As he sat down to discuss Tualatin Valley Fire & Rescue's new Rosemont Station 55, TVFR Captain Todd Lake had just returned from leading his three-person crew on an emergency call.
In the midst of an exceptionally dry and flammable summer, it didn't take long at all for the new $6.5 million station on Hidden Springs Road to be called into action after the crew officially moved in Aug. 20. Boasting a tiller truck — a larger vehicle that carries an aerial ladder and has two separate steering wheels in the front and back of the vehicle to improve maneuverability — as well as a standard fire engine, the station is equipped to handle a wide array of calls in an area that was identified as a priority for future service.
"We've actually identified, in the last 10 years, different parts of the district that would benefit from having additional infrastructure," TVFR Public Information Officer Cassandra Ulven said. "By having a station here, not only does it service the calls that are on top of the hill, it strengthens the response network on this side of the district."
Station 55, which broke ground in May, is the third fire station in West Linn, joining Station 58 in the Bolton neighborhood and Station 59 in Willamette (both of which were replaced within the last decade). The main attraction is the aforementioned tiller truck, which is the first of its kind in West Linn, and one of six across the TVFR district.
"Clackamas County Fire District and Lake Oswego have the two closest (tiller) trucks, and Clackamas moved one of their trucks further out, so it's that much better that we have a truck here," Ulven said. "And a truck performs different operations on a fireground than other apparatuses do."
Specifically, the tiller truck and its ladder provide for significantly improved access in certain situations. Just recently, the tiller truck was called to a brush fire in the woods near West Linn High School to help firefighters access the area.
"Crews had a difficult time accessing the seed of where the fire was due to the large amount of poison oak and other conditions that limited their ability to stretch hand lines into that area," Lake said. "So they had requested the truck come down and set up this aerial (access), and we had another engine supply us water, and we were able to reach into the location that wasn't accessed by ground and put out the seed of the fire.

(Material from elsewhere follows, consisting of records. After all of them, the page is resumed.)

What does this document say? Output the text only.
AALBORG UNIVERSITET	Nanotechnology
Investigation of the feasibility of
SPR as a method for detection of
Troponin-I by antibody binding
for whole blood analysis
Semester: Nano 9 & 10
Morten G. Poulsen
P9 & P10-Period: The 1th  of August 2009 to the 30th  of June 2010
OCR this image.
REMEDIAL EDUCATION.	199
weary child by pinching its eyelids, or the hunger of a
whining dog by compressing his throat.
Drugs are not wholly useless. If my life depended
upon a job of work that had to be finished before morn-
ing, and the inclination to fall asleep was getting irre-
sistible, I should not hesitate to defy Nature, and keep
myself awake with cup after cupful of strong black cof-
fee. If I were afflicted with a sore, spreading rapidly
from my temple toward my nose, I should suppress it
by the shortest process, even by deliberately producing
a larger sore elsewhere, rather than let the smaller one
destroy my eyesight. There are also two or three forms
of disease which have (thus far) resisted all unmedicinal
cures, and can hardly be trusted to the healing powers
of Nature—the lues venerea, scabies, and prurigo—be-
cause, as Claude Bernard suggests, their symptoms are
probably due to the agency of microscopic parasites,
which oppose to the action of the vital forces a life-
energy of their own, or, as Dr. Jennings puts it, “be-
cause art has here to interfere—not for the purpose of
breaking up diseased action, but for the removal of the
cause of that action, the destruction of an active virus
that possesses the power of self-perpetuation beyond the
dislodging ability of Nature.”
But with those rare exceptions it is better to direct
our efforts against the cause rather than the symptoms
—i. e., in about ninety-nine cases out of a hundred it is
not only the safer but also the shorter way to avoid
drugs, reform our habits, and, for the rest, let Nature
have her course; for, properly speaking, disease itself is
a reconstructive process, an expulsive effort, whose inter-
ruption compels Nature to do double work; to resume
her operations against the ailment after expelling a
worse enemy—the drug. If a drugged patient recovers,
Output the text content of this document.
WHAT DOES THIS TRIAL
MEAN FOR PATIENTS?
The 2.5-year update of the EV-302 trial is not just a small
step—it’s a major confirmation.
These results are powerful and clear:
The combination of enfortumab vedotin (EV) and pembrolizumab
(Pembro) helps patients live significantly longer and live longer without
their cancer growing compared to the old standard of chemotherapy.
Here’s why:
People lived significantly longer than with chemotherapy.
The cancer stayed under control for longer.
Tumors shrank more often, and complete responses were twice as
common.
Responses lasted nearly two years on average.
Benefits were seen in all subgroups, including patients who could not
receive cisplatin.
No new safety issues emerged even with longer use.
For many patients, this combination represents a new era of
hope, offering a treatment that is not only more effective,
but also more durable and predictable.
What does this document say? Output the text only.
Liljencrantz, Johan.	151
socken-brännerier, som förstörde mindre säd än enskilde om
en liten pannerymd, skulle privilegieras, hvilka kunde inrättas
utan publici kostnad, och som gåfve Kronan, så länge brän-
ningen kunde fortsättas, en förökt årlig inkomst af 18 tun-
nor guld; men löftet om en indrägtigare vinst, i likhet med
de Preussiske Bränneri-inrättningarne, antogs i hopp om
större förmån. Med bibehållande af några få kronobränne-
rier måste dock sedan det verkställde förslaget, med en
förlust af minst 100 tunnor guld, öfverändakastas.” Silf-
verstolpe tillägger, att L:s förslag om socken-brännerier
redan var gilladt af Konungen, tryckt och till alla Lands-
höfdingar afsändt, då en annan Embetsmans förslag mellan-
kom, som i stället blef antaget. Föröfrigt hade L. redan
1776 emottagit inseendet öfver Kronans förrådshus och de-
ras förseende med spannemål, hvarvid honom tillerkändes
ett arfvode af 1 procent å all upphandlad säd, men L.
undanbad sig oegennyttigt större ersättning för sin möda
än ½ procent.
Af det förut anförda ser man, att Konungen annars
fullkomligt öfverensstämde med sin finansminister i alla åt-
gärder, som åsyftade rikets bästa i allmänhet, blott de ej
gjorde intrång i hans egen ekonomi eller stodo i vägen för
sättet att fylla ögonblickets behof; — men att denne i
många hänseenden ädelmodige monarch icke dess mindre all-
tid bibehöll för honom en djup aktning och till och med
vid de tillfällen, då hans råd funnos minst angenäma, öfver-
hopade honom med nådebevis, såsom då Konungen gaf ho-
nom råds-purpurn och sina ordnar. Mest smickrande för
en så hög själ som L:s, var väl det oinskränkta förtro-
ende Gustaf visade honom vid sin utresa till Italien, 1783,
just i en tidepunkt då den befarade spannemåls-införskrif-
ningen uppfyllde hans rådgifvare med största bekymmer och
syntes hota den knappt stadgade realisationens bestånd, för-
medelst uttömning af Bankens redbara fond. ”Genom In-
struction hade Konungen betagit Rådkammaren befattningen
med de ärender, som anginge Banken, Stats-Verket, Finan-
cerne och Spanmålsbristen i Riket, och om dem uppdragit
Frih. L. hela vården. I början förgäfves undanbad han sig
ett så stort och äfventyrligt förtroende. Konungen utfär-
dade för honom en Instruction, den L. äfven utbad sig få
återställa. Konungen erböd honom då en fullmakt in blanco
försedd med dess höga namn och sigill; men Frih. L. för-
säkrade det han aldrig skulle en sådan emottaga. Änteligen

"That was one prime example of the effectiveness of having a truck in this area."
The station also boasts a new community room, which will open to the public in mid-September once TVFR is fully moved in.
"It's a good resource for neighborhood associations and other community groups," Ulven said.
The tentative plan is to hold an open house at Station 55 Oct. 6, and the station will also play host to the annual 9/11 memorial event organized by resident Dean Suhr.